First of all, Košice had since November 1938 been part of Hungary, not Czechoslovakia, and the town was occupied by Admiral Horthy’s army, so it’s highly unlikely that Gabčík would have been able to visit his comrades from the 14th Infantry. Second, by May 1, 1939, when he left Slovakia for Poland, he had been working for almost two years in a factory near Trenčín, so in all likelihood he no longer lived in Žilina. The passage where I recount his last glance at the castle seems suddenly ridiculous. In fact, he never quit the army, and it was as a noncommissioned officer that he was working in the chemical factory, whose products were destined for military use. I also forgot to mention that before he left his job, he perpetrated an act of sabotage: he poured acid into some mustard gas, which apparently harmed (how, I’ve no idea) the German army. What a thing to forget! Not only do I deprive Gabčík of his first act of resistance—a minor one, admittedly, but still courageous—but I also omit a link in the great causal chain of human destiny. Gabčík himself explains, in a biographical note written in England when he put himself forward as a candidate for special missions, that he left the country straight after this act of sabotage because he would inevitably have been arrested if he’d stayed.

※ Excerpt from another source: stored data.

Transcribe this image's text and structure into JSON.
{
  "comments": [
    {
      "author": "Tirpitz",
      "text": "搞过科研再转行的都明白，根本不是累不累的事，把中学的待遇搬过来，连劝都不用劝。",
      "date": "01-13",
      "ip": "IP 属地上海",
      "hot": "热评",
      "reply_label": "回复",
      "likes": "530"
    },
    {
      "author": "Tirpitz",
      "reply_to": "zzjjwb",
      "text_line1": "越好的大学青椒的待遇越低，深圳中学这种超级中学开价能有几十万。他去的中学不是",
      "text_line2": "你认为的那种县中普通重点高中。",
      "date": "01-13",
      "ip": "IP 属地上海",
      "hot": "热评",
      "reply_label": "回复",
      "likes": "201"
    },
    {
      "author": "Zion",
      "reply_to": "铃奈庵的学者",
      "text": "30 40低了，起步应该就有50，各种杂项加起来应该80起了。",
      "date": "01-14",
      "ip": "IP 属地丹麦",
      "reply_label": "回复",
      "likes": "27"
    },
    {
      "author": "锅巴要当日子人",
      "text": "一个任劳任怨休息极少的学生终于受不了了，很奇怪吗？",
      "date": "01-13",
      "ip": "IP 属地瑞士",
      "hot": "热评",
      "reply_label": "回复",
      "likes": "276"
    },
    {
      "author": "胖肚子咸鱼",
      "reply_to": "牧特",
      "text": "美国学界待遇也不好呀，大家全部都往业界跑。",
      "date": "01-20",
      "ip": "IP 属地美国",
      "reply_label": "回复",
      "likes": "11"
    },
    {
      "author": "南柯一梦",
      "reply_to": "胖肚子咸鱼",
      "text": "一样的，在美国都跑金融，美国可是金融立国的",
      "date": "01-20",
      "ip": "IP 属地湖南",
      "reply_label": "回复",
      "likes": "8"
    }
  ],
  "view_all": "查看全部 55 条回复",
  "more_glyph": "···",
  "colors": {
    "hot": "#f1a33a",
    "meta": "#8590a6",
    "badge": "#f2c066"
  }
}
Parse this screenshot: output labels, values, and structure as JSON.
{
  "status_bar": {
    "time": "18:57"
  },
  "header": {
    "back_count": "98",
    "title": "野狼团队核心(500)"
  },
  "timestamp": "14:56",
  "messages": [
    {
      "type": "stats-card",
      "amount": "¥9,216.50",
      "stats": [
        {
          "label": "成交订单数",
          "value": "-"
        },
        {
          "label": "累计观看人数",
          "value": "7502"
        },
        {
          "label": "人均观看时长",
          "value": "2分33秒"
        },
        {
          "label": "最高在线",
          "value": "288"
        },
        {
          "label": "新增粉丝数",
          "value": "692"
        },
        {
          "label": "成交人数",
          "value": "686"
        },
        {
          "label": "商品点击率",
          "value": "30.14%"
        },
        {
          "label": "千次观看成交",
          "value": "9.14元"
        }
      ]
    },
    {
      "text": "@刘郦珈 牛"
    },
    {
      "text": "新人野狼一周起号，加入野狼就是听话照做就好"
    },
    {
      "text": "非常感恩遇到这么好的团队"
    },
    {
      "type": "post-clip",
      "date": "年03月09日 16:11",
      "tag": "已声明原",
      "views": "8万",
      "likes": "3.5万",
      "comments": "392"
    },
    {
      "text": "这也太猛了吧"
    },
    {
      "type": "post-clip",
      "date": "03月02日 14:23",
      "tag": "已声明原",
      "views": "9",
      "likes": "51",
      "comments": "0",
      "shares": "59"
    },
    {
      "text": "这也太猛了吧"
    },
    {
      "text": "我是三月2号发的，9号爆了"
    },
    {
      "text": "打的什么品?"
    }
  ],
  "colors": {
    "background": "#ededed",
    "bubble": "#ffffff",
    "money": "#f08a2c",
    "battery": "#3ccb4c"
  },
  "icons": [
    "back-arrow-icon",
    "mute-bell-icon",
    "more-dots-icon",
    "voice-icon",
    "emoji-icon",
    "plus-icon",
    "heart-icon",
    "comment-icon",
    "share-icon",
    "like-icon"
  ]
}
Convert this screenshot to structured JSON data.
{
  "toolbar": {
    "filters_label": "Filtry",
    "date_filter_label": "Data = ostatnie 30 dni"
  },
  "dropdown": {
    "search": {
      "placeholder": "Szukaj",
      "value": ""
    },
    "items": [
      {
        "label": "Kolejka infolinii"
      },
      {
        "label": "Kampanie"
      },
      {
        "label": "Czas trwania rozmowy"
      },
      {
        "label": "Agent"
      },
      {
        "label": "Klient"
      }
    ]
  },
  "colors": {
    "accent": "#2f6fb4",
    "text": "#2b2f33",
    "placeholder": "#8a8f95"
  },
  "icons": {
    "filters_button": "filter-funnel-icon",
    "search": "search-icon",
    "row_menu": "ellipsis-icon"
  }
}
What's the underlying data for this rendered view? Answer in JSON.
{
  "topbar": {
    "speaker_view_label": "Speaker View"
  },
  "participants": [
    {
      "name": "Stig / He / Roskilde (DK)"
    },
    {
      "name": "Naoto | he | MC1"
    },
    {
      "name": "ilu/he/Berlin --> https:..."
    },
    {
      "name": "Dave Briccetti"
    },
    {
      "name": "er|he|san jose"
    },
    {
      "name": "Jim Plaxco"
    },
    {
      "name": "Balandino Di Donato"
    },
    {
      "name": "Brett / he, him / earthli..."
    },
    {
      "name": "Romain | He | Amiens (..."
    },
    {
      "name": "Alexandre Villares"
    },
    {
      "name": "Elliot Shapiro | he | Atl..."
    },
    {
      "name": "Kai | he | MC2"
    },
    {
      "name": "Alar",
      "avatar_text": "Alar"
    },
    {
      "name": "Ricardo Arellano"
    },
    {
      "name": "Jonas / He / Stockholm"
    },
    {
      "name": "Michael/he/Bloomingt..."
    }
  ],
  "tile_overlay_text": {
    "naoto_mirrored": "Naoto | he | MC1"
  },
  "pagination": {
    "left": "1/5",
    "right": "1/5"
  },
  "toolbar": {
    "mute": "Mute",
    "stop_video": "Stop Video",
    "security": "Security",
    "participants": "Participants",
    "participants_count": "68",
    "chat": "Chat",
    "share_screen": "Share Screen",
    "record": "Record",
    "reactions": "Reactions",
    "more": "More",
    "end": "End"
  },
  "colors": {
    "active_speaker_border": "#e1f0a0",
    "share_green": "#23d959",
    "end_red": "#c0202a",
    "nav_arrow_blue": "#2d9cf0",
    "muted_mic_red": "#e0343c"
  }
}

On the other hand, he did go through Kraków, as I’d supposed. After fighting alongside the Poles during the German attack that started the Second World War, he fled. Perhaps via the Balkans, like a great number of Czechs and Slovaks who went to France, crossing Romania and Greece, then reaching Istanbul, Egypt, and finally Marseilles. Or perhaps he went through the Baltic, which would seem more practical: leaving the port of Gdynia and arriving at Boulogne-sur-Mer, then traveling south. Whatever, I’m sure that this journey is an epic deserving of a whole book to itself. For me, the crowning moment would be his first meeting with Kubiš. How and when did they meet? In Poland? In France? During the journey between the two? Or later, in England? That’s what I would love to know. I’m not sure yet if I’m going to “visualize” (that is, invent!) this meeting or not. If I do, it will be the clinching proof that fiction does not respect anything.